BPPD Soroti Perubahan Batas Darat yang Jadi Kendala Operasional PLBN Sebatik

BPPD Soroti Perubahan Batas Darat yang Jadi Kendala Operasional PLBN Sebatik

Oktavian Balang - detikKalimantan
Selasa, 03 Jun 2025 21:01 WIB
PLBN Sebatik.
PLBN Sebatik. Foto: Dok. PLBN Sebatik
Nunukan -

Kantor Staf Presiden (KSP) mengunjungi Pos Lintas Batas Negara (PLBN) Sebatik di Kabupaten Nunukan, Kalimantan Utara (Kaltara) yang belum beroperasi. Kunjungan pada Selasa (27/5) lalu itu menyoroti sejumlah permasalahan yang dinilai masih menghambat operasional PLBN meski telah diresmikan.

Kepala Badan Pengelola Perbatasan Daerah (BPPD) Nunukan Yance Tambaru mengungkapkan hasil kunjungan tersebut. Salah satu isu utama adalah status PLBN Sebatik yang tidak termasuk dalam Border Crossing Agreement (BCA) antara Indonesia dan Malaysia.

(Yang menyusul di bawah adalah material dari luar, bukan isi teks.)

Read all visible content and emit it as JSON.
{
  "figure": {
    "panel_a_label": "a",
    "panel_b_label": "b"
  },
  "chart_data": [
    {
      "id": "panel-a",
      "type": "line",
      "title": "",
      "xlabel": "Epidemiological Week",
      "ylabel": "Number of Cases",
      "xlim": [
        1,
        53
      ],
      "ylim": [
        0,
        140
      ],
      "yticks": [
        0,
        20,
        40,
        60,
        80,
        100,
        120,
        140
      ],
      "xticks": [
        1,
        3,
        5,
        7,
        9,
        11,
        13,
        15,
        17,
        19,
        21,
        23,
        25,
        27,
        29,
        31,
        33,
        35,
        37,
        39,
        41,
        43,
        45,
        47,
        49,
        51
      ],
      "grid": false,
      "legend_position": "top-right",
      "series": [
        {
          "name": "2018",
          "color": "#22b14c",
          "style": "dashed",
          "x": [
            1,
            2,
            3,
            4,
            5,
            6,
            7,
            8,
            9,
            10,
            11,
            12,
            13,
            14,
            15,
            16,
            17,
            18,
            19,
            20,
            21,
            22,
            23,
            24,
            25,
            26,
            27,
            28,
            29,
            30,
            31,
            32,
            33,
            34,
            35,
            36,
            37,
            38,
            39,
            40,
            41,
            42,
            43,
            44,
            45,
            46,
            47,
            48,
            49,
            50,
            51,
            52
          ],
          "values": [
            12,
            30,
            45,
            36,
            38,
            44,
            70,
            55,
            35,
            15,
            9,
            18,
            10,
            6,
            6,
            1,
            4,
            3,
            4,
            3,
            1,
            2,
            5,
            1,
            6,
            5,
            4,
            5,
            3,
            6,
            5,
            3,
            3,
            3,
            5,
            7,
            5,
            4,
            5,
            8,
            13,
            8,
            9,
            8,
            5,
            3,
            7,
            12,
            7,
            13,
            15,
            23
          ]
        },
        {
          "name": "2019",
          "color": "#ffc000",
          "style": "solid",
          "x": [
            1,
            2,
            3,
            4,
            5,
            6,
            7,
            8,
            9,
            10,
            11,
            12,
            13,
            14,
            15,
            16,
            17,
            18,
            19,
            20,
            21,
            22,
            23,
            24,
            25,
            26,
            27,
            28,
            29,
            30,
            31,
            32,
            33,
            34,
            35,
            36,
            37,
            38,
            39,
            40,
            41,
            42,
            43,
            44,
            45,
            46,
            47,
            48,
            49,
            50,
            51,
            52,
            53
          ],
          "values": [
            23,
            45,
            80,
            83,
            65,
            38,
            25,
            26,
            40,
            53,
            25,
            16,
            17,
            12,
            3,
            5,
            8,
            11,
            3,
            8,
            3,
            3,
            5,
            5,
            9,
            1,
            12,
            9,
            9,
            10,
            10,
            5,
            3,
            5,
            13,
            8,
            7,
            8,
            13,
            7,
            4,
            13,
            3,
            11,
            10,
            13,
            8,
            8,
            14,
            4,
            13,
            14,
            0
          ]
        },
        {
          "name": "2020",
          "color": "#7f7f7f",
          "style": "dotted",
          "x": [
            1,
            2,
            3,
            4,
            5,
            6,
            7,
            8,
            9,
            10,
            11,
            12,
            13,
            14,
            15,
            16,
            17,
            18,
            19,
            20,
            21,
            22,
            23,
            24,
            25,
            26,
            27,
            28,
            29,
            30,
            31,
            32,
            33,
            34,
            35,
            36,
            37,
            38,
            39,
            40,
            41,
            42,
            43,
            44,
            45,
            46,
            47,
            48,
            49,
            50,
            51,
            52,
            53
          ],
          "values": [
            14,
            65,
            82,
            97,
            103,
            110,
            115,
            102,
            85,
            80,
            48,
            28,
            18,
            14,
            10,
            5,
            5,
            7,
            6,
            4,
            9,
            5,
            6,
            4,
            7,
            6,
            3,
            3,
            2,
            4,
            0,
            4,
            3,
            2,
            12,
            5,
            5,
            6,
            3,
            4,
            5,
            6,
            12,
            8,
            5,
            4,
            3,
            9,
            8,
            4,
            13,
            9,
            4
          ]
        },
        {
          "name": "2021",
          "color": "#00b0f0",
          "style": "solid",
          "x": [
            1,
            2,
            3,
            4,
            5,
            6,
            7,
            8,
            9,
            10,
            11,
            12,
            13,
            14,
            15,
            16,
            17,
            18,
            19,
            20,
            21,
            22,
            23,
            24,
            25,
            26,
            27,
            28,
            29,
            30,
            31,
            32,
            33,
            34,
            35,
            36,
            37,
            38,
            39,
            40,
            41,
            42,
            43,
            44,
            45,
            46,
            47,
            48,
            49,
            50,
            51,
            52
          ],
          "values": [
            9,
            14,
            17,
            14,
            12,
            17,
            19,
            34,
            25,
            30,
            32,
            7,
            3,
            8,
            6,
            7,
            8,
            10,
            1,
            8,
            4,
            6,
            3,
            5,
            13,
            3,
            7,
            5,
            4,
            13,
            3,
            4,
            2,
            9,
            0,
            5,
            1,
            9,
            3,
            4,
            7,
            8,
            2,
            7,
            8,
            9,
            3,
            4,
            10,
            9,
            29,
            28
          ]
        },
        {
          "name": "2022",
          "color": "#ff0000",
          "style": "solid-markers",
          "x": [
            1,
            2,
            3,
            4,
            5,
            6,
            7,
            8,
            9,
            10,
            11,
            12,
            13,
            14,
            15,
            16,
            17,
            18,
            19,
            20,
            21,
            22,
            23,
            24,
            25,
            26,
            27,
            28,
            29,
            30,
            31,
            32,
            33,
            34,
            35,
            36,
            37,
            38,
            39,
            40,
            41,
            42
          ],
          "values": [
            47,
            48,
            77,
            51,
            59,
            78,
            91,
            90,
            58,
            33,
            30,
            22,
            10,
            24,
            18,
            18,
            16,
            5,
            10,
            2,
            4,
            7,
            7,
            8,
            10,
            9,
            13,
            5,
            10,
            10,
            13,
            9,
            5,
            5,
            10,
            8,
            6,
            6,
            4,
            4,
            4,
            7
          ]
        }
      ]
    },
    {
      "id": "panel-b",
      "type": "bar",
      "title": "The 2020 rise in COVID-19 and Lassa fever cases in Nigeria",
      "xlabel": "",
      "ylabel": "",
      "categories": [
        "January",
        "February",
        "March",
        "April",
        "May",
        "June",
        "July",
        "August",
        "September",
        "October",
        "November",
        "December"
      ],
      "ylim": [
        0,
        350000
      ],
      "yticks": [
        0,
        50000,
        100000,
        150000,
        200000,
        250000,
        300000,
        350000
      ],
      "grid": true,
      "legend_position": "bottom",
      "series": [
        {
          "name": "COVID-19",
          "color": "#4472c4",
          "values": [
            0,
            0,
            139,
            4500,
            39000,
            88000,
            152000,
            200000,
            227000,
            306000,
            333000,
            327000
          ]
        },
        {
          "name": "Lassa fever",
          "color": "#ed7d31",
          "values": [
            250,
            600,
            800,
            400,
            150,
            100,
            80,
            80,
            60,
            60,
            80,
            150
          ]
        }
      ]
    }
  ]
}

"Dulu Sebatik pernah menjadi pintu masuk, tapi dalam kesepakatan BCA terbaru, Malaysia hanya mengakui Nunukan sebagai pintu masuk ke Tawau, sehingga masyarakat Sebatik harus melalui Nunukan," ujar Yance saat dihubungi detikKalimantan, Selasa (3/6/2025).

ADVERTISEMENT

SCROLL TO CONTINUE WITH CONTENT

Lebih lanjut, Malaysia disebut masih mengklaim beberapa wilayah maritim Indonesia. KSP juga meyoroti perubahan batas darat yang menyebabkan sejumlah lahan warga hingga aset pemerintah di Sebatik masuk ke wilayah Malaysia usai kesepakatan atau MoU pada 18 Februari 2025 lalu.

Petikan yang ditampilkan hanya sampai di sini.